Le Gouvernement porte une ambition forte pour l’industrie française, dont le développement est seul à même d’apporter une réponse « durable et profonde » aux problèmes du chômage de masse, de la dégradation des comptes publics et des inégalités sociales et territoriales. « On ne va pas lâcher notre industrie. (…) une France sans usine n’est pas une option pour répondre aux défis posés au Premier ministre en 2017 ».
Des mesures fortes ont d’ores et déjà été prises pour soutenir la compétitivité de nos entreprises : modernisation du code du travail, baisse de l’impôt sur les sociétés, suppression de l’ISF et mise en place du prélèvement forfaitaire unique, transformation du CICE en allègements de charges sur les bas salaires. Le Gouvernement est « prêt à poursuivre la baisse des charges, y compris pour les salariés au-dessus de 2,5 SMIC, mais seulement lorsque nous aurons rétabli la situation de nos comptes publics ».
Il s’agit de conduire une politique industrielle tournée vers l’innovation et la montée en gamme. En plus de la sanctuarisation du Crédit impôt recherche, le Gouvernement va créer un Fonds pour l’innovation et l’industrie, doté de 10 Mds €. Financé par des cessions de participations publiques, il sera mis en place au 1er janvier 2018. 8 Mds € seront en outre dédiés au financement de l’innovation dans le cadre du Grand Plan d’investissement. Enfin, le label French fab, lancé le 2 octobre dernier, a vocation à fédérer toutes les entreprises – PME, ETI, grands groupes – qui veulent innover et se développer à l’international.

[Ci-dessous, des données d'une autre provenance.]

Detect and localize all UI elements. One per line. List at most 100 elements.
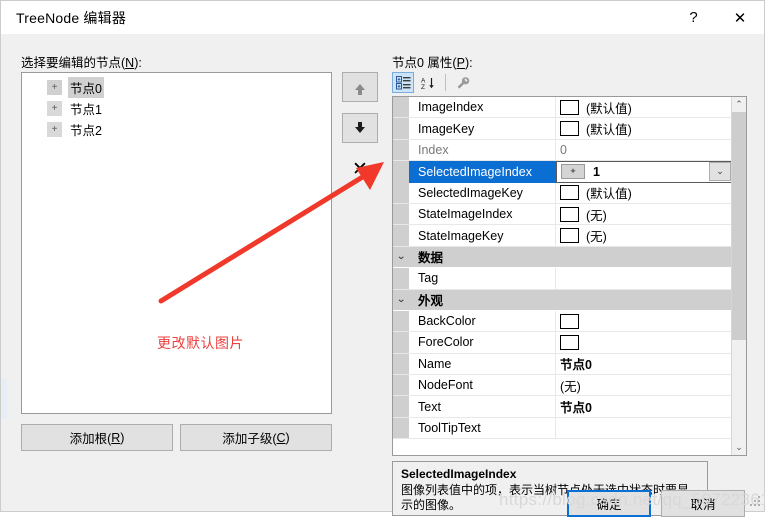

Dans un contexte de transformation profonde de l’économie, l’ambition industrielle passe aussi par un investissement dans les compétences et la rénovation de la formation professionnelle. C’est l’objet du plan d’investissement dans les compétences de 15 Mds €, ainsi que des discussions engagées sur la réforme de la formation professionnelle et de l’apprentissage, qui déboucheront sur un projet de loi au printemps 2018.
Pour accompagner cette ambition industrielle, le Gouvernement a souhaité donner une nouvelle impulsion au CNI, avec la mise en place d’un Comité exécutif resserré « pour avancer plus rapidement de façon plus agile » autour d’un calendrier de travail concentrés sur quelques priorités. Un audit des 14 Comités stratégiques de Filières que compte actuellement le CNI sera par ailleurs réalisé au cours des trois prochains mois.